Overall the sum of all these transactions form a complex network running across borders to constitute the majority of global trade. There is trade outside these networks, for example direct international manufacturer-to-consumer retail or transfers of precious metals, but far less than that happening within global chains. Understanding this is of vital importance in understanding a national economy.
Identifying three distinct elements to the supply chains can help conceptualise this network. The large enterprises which drive the process balance their supply chains between sectoral expertise, increasingly global, and lower cost repeat production, looking first within their region if sufficiently economical.
This can be illustrated as below, noting that while modern trade is particularly concentrated in three regions, Asia (mainly East, South, and Southeast), Europe, and North America, there is a diversity of traded goods and services sectors.
Implications of Global Value Chains
Globally competitive companies must make their own decisions about how best to operate their supply chains.
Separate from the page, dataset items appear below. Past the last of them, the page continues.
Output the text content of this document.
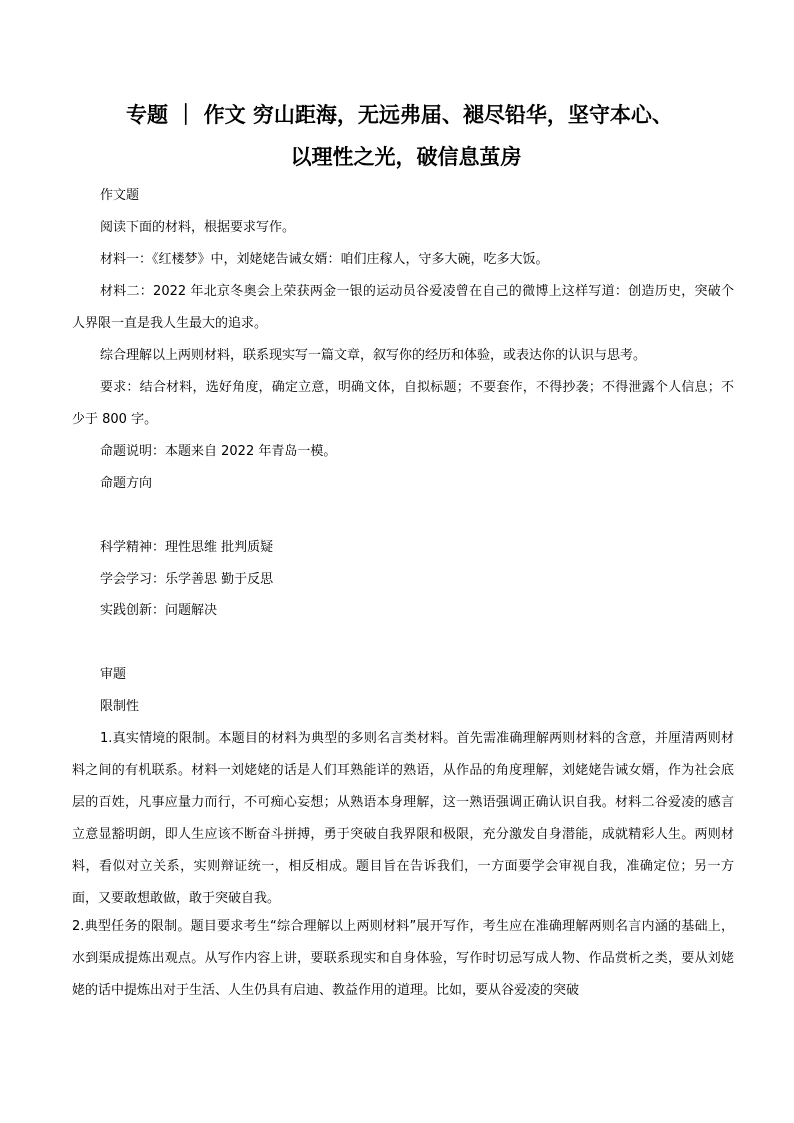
专题 ｜ 作文 穷山距海，无远弗届、褪尽铅华，坚守本心、
以理性之光，破信息茧房
作文题
阅读下面的材料，根据要求写作。
材料一：《红楼梦》中，刘姥姥告诫女婿：咱们庄稼人，守多大碗，吃多大饭。
材料二：2022 年北京冬奥会上荣获两金一银的运动员谷爱凌曾在自己的微博上这样写道：创造历史，突破个人界限一直是我人生最大的追求。
综合理解以上两则材料，联系现实写一篇文章，叙写你的经历和体验，或表达你的认识与思考。
要求：结合材料，选好角度，确定立意，明确文体，自拟标题；不要套作，不得抄袭；不得泄露个人信息；不少于 800 字。
命题说明：本题来自 2022 年青岛一模。
命题方向
科学精神：理性思维 批判质疑
学会学习：乐学善思 勤于反思
实践创新：问题解决
审题
限制性
1.真实情境的限制。本题目的材料为典型的多则名言类材料。首先需准确理解两则材料的含意，并厘清两则材料之间的有机联系。材料一刘姥姥的话是人们耳熟能详的熟语，从作品的角度理解，刘姥姥告诫女婿，作为社会底层的百姓，凡事应量力而行，不可痴心妄想；从熟语本身理解，这一熟语强调正确认识自我。材料二谷爱凌的感言立意显豁明朗，即人生应该不断奋斗拼搏，勇于突破自我界限和极限，充分激发自身潜能，成就精彩人生。两则材料，看似对立关系，实则辩证统一，相反相成。题目旨在告诉我们，一方面要学会审视自我，准确定位；另一方面，又要敢想敢做，敢于突破自我。
2.典型任务的限制。题目要求考生“综合理解以上两则材料”展开写作，考生应在准确理解两则名言内涵的基础上，水到渠成提炼出观点。从写作内容上讲，要联系现实和自身体验，写作时切忌写成人物、作品赏析之类，要从刘姥姥的话中提炼出对于生活、人生仍具有启迪、教益作用的道理。比如，要从谷爱凌的突破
Governments cannot in general force them to increase domestic production, or indeed make any quick decisions. Global value chains and modern trade therefore exist largely outside the direct control of politicians, even where national champions or state owned enterprises exist. This lack of control over the economy may even influence governments to revert to more traditional views of trade in the hope this can make a difference.
Yet governments can and do influence value chain decisions. China positioned itself in the 1990s as a low cost high quality provider of complex consumer products on behalf of multinationals through various policies. European countries have sought to create specialist clusters of deep technical expertise, in the car industry, aerospace, or pharmaceuticals. Conversely new barriers to UK-EU trade are seeing some supply chains restructured without UK components.
Governments have numerous policy levers, such as trade, skills or taxation policy, but need to think carefully about the nature of modern trade in using them. President Trump’s targeting of US imports from China in the hope of stimulating domestic production failed to consider value chains. Rather it encouraged some manufacturers to transfer production to Vietnam to avoid tariffs, where such a short term move was possible, rather than set up expensive new operations in the US.
Similarly Free Trade Agreements focused predominantly on old models of trade are no guarantee of attracting greater domestic manufacturing or greater participation in supply chains. While stable and open trade relations are an important foundation, individual changes are unlikely to be significant. Similarly predictable regulatory and skills frameworks are likely to be more important than constant change. Supporting specialisms, reducing general costs for example through better infrastructure, and attracting major inward investments would then seem to be specific policies which could enhance supply chain participation.
Conclusion
Global value chains have become the predominant reality of international trade, and the factors behind their growth seem unlikely to change significantly. The ability for companies to operate globally, using the best technology and most cost efficient production, is here to stay. The implications are profound, economically and politically, as we may have already seen in the rise of populism, but equally in providing equipment and global research collaboration to fight Covid. Policy makers need to adjust their assumptions on trade accordingly, before considering what actions will be most effective in meeting their objectives.